Cazenovia Republican
Thursday, May 12, 1921

      Stage Driver Dies At Age of 79
    George S. Shute, the veteran stage driver, died at his home Saturday, at the age of 79 years. For three weeks he had been suffering with asthma, but was down town the Monday before his death.
    The funeral was held Monday afternoon from his late home, Rev. R.D., Stanley, pastor of the Methodist church, assisted by Rv. E.A. Peck, officiating and burial was made in Evergreen cemetery beside his wife.
    Complete arrangements for his funeral had been made by Mr. Shute before his death. These instructions, partly written and partly told to his family, were changed by him from time to time as conditions changed. Horses, his faithful friends during his entire life, drew him to his last resting place. He had requested that a horse-drawn hearse be used, a black team and John Miller on the box. The bugle and whip used for years by him on the stagecoach, were buried with him. His bearers were his four sons, his grandson, Phellix Chelot of Rochester and his nephew, Sidmond Poole of Syracuse.
    Mr. Shute was born in Chittenango. At the age of seventeen he left school sand started driving the stage and continued in the business in January, 1911. In the fall of 1859 Mr. Shute commenced driving the stage from here to Chittenango. He later drove on the Syracuse-Manlius line and after the Lehigh Valley and West Shore railroad were built, continuing the business in the village, starting November 18, 1876. and continued it successfully for thirty-four years, selling it to Blodgett brothers.
    At the age of twenty-one(on August 22, 1862)  Mr. Shute married Miss Hattie Rogers of Chittenango. They lived together over fifty years, until the death of Mrs. Shute nine years ago. Mr.

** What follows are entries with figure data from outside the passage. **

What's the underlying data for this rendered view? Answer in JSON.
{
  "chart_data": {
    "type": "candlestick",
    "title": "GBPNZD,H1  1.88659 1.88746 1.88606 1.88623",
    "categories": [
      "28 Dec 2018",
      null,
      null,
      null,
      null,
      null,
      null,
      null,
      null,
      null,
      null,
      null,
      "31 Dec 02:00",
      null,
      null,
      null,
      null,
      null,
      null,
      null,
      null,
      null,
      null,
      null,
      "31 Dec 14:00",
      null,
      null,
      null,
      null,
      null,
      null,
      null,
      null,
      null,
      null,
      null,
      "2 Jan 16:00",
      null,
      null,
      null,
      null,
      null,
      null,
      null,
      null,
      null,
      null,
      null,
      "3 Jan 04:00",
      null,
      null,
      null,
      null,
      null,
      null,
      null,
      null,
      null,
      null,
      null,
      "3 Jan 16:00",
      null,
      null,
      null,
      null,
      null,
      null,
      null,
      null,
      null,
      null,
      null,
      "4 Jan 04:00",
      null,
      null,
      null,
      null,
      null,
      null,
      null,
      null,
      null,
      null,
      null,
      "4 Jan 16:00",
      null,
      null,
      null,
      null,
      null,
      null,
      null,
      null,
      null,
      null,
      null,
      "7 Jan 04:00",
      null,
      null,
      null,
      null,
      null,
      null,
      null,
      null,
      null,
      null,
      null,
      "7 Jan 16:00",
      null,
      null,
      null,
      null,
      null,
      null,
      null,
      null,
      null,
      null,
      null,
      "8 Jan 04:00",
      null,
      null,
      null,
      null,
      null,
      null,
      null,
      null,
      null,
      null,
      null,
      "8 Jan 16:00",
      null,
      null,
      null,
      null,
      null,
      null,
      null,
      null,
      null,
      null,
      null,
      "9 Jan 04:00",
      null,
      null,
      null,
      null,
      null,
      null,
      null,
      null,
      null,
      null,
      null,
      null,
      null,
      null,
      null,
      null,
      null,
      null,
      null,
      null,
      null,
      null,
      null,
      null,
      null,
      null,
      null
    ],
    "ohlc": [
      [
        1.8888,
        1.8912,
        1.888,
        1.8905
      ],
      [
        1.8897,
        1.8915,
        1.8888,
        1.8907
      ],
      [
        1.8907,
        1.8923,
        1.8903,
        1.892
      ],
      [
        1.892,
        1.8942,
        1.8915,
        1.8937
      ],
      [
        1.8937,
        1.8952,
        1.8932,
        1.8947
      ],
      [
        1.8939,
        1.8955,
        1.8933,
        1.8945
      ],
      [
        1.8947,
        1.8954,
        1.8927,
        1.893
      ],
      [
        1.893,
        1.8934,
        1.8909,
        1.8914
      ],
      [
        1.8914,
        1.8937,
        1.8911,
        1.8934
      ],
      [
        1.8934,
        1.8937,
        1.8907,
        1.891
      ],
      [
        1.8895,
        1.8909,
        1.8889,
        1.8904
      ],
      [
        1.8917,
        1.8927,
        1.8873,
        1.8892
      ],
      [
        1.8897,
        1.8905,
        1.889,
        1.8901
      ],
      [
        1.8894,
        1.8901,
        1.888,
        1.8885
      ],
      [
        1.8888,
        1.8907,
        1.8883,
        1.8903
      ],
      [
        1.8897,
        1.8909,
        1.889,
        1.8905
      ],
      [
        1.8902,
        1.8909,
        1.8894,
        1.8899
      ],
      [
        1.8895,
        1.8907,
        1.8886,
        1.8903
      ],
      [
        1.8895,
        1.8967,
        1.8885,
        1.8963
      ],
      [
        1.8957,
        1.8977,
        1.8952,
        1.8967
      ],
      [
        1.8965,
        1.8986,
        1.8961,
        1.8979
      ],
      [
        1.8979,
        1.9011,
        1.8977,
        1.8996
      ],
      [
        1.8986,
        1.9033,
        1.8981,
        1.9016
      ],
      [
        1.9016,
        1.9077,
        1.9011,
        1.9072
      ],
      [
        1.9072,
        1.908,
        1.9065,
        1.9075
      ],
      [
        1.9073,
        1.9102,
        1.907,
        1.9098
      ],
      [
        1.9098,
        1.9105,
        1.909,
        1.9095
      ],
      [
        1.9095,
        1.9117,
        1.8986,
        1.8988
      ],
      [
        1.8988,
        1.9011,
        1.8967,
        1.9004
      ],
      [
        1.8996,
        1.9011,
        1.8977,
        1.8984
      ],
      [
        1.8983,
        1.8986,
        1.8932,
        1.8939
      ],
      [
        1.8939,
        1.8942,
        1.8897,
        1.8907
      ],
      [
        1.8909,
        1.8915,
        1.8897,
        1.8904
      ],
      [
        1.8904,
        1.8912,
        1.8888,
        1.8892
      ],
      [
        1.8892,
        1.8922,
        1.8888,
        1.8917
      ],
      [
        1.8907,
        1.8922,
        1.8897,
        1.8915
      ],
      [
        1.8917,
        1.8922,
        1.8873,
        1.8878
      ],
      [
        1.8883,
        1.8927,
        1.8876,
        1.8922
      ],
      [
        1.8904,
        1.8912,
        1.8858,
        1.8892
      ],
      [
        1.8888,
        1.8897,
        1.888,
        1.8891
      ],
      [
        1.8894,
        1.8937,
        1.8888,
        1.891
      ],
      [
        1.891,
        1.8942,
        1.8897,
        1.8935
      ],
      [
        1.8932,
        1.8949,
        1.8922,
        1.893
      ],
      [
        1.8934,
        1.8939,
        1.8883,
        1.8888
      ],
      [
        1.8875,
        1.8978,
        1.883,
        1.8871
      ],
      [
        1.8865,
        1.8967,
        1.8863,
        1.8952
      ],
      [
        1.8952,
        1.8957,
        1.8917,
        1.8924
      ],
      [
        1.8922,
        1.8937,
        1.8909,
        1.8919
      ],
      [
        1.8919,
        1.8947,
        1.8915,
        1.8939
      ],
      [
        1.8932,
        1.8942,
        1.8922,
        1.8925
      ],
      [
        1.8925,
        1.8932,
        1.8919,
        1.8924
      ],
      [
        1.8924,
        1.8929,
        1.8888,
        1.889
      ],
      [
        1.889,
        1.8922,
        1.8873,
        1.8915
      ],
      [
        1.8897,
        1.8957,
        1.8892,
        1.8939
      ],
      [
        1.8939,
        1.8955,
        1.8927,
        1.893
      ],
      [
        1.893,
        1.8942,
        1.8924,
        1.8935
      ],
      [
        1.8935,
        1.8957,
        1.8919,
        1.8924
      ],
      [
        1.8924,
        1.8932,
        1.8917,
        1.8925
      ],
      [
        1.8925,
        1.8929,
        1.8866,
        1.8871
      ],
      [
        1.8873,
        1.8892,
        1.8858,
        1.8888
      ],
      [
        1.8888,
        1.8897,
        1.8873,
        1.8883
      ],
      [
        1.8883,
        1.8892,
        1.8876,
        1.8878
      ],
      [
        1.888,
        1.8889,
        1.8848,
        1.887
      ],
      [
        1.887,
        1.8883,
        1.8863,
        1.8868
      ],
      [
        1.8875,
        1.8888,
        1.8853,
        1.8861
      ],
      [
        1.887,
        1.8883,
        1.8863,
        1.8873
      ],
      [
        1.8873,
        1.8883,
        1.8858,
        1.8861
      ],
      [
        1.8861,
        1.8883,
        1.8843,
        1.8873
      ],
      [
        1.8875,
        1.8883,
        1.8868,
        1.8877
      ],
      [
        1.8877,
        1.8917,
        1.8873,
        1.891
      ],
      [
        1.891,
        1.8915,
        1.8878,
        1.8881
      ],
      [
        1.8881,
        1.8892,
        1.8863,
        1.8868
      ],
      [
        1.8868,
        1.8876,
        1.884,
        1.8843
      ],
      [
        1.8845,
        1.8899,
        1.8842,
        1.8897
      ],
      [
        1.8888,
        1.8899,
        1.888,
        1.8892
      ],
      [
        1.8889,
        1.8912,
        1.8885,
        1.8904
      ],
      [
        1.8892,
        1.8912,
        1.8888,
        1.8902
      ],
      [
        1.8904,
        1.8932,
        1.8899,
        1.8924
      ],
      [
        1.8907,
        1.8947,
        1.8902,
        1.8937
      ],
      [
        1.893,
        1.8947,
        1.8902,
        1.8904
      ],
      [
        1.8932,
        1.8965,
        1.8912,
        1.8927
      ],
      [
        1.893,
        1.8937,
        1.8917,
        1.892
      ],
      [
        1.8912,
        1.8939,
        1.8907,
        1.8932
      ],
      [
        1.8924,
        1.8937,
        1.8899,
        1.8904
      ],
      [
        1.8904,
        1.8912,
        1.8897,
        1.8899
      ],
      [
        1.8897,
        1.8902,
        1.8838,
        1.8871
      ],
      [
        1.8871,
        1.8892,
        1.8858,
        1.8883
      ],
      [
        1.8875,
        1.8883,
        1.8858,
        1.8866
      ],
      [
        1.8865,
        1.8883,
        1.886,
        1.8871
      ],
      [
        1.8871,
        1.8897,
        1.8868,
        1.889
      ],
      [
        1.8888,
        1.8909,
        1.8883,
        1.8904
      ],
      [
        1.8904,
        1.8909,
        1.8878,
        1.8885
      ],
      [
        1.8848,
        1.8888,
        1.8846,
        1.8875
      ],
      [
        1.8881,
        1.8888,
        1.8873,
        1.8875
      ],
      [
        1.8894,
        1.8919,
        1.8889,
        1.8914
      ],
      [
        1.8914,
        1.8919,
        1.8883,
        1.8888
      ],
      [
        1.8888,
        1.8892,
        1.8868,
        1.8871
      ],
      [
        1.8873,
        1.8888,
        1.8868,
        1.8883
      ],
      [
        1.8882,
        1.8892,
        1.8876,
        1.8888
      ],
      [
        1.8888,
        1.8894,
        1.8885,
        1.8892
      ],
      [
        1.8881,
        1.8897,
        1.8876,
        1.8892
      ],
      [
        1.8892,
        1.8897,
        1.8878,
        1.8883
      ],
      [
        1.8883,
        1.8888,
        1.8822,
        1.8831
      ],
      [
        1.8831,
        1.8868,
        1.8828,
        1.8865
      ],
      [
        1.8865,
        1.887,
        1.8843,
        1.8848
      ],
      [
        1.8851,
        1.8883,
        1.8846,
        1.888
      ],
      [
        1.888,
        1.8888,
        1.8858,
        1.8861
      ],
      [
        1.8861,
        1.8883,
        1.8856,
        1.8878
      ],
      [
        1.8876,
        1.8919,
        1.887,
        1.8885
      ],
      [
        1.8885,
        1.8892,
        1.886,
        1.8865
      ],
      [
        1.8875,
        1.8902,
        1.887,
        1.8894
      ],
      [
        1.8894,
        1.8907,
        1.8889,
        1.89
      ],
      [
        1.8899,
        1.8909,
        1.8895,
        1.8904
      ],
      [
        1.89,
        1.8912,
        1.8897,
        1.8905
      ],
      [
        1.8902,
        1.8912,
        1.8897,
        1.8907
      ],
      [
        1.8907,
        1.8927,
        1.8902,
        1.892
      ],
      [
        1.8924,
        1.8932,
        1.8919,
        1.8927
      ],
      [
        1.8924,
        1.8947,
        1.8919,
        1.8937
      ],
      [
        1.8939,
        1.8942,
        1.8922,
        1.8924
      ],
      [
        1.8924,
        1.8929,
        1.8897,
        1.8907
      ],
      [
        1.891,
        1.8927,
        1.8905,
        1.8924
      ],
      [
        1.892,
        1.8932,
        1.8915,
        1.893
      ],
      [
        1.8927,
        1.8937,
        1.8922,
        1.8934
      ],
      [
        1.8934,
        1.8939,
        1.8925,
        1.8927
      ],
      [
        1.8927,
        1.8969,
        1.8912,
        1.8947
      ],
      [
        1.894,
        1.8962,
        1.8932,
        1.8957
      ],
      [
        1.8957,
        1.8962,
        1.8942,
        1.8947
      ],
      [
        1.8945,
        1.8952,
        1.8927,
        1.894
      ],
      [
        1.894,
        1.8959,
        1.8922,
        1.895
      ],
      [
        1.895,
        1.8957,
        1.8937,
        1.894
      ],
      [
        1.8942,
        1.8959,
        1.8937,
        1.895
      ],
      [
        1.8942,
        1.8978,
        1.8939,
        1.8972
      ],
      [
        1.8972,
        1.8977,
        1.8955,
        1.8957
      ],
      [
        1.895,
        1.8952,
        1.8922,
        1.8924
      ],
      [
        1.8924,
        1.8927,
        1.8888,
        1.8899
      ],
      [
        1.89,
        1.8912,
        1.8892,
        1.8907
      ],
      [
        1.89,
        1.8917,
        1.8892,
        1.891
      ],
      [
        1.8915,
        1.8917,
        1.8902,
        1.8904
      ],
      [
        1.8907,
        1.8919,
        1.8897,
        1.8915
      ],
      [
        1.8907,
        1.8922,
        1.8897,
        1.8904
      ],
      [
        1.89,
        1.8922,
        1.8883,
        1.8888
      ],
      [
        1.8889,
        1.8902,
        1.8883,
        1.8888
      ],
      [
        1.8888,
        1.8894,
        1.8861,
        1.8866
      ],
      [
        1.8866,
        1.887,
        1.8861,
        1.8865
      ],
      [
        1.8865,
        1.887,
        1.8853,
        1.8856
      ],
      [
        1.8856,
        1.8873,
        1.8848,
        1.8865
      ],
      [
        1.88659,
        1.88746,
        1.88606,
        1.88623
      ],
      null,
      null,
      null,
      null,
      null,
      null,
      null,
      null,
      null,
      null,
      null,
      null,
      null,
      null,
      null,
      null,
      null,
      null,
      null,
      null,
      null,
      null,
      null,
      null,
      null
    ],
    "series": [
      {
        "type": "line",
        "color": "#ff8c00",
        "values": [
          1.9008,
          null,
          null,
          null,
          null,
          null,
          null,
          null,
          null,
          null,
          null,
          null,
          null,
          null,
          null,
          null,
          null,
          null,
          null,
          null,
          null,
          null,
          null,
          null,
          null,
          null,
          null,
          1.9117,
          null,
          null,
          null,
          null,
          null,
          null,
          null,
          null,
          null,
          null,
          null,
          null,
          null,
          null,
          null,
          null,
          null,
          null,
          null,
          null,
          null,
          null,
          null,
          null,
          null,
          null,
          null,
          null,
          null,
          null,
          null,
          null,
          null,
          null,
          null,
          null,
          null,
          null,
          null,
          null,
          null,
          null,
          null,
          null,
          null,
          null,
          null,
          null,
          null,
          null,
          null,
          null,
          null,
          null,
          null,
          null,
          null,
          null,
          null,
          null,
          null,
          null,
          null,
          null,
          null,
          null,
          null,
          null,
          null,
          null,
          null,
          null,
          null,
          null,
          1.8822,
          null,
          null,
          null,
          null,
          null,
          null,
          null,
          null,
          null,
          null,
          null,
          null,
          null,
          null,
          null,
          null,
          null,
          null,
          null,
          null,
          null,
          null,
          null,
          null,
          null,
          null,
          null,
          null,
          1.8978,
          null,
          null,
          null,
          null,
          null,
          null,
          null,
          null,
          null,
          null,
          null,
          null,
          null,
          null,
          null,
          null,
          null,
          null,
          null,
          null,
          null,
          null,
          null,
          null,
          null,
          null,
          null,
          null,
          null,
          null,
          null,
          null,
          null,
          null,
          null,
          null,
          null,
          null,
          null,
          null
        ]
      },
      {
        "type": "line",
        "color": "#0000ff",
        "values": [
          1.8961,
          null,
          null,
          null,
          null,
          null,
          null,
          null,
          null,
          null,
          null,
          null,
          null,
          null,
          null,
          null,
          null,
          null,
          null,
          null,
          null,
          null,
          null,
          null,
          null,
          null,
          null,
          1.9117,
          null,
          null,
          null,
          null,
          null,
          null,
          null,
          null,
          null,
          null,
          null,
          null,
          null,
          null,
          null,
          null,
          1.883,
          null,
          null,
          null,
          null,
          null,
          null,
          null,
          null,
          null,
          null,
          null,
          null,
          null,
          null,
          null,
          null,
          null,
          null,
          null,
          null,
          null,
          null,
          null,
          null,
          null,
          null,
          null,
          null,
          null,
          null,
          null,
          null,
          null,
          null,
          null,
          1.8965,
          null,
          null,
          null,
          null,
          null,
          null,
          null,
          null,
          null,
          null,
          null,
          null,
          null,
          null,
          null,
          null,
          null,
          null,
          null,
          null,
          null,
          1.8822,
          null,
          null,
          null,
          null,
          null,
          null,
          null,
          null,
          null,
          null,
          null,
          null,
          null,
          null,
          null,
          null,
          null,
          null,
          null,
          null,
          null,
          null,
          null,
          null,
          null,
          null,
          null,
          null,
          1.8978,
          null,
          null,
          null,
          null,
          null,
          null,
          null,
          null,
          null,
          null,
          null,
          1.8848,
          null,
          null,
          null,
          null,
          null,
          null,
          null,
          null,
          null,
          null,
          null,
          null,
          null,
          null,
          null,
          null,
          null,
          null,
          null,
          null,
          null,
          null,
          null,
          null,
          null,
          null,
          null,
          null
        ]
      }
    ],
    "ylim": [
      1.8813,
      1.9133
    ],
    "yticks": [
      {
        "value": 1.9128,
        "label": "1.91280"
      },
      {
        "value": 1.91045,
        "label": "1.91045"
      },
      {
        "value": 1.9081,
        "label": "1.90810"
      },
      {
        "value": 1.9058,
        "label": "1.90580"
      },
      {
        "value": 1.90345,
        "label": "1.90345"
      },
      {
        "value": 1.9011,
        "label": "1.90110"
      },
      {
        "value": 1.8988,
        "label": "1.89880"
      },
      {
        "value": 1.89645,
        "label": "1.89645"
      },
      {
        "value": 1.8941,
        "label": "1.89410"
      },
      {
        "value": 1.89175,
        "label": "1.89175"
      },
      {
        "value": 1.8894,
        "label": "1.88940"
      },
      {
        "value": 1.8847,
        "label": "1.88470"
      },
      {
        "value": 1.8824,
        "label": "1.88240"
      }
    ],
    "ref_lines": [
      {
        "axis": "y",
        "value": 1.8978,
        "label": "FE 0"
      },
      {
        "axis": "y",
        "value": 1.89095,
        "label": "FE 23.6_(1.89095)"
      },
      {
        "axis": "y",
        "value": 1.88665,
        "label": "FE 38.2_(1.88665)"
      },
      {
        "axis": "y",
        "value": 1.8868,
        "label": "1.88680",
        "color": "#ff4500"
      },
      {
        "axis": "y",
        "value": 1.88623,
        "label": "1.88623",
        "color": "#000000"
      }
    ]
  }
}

Shute had been a member of the Chittenango Methodist church over forty years. He had a remarkable memory for dates and was an entertaining talker on Cazenovia history of half a century ago.

    Mr. Shute is survived by five children, E.S. Shute, Charles L. Shute and Mrs. E.E. Callison of Syracuse, F. P. Shute and George R. Shute of this place; two sisters, Mrs. Nettie Abel,  and Mrs. Carrie Poole of Syracuse and seven grandchildren, all of whom attended the funeral.

During the winter months coaches on runners replaced regular stagecoaches. Madison County Historical Society collection.